Kesepakatan Senjata AS-Ukraina

Pengumuman penjualan ini muncul setelah Presiden Ukraina, Volodymyr Zelenskyy, awal bulan ini, mengatakan Kyiv akan membeli senjata AS senilai 100 miliar dolar yang dibiayai oleh Eropa sebagai bagian dari kesepakatan untuk mendapatkan jaminan dari Amerika Serikat atas keamanannya setelah mekanisme penyelesaian damai dengan Rusia yang akan “benar-benar memperkuat pertahanan kita.”

Potensi penjualan ini menambah dua usulan penjualan senjata AS lainnya ke Ukraina.
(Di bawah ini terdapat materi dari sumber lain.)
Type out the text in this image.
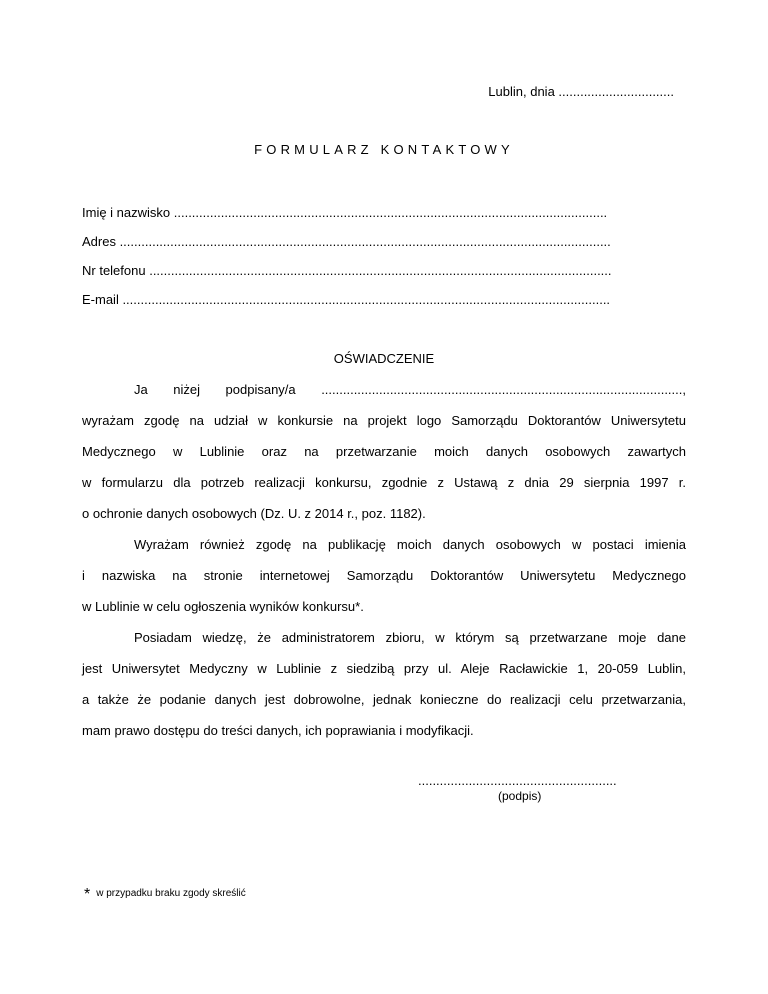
Lublin, dnia ................................
FORMULARZ KONTAKTOWY
Imię i nazwisko ........................................................................................................................
Adres ........................................................................................................................................
Nr telefonu ................................................................................................................................
E-mail .......................................................................................................................................
OŚWIADCZENIE
Ja niżej podpisany/a ....................................................................................................,
wyrażam zgodę na udział w konkursie na projekt logo Samorządu Doktorantów Uniwersytetu
Medycznego w Lublinie oraz na przetwarzanie moich danych osobowych zawartych
w formularzu dla potrzeb realizacji konkursu, zgodnie z Ustawą z dnia 29 sierpnia 1997 r.
o ochronie danych osobowych (Dz. U. z 2014 r., poz. 1182).
Wyrażam również zgodę na publikację moich danych osobowych w postaci imienia
i nazwiska na stronie internetowej Samorządu Doktorantów Uniwersytetu Medycznego
w Lublinie w celu ogłoszenia wyników konkursu*.
Posiadam wiedzę, że administratorem zbioru, w którym są przetwarzane moje dane
jest Uniwersytet Medyczny w Lublinie z siedzibą przy ul. Aleje Racławickie 1, 20-059 Lublin,
a także że podanie danych jest dobrowolne, jednak konieczne do realizacji celu przetwarzania,
mam prawo dostępu do treści danych, ich poprawiania i modyfikacji.
.......................................................
(podpis)
* w przypadku braku zgody skreślić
Satu senilai 322 juta dolar untuk meningkatkan kemampuan pertahanan udaranya dan menyediakan kendaraan tempur lapis baja, dan satu lagi senilai 330 juta dolar untuk sistem pertahanan udara, serta pemeliharaan, perbaikan, dan perombakan kendaraan artileri gerak sendiri.

Serangan Rusia Berlanjut

Sementara itu, Rusia terus meningkatkan serangan terhadap Ukraina, sementara upaya perdamaian yang dipimpin AS kesulitan mendapatkan dukungan. Bahkan setelah pertemuan Trump dan Putin di Alaska awal bulan ini untuk mencari penyelesaian konflik yang telah berlangsung selama tiga tahun, pasukan Rusia telah menerobos masuk ke wilayah kedelapan Ukraina, kata seorang pejabat militer Ukraina, Rabu.

Rudal dan drone Rusia menghancurkan blok-blok apartemen di ibu kota Ukraina, Kyiv, pada hari Kamis, menewaskan sedikitnya 23 orang, termasuk empat anak-anak.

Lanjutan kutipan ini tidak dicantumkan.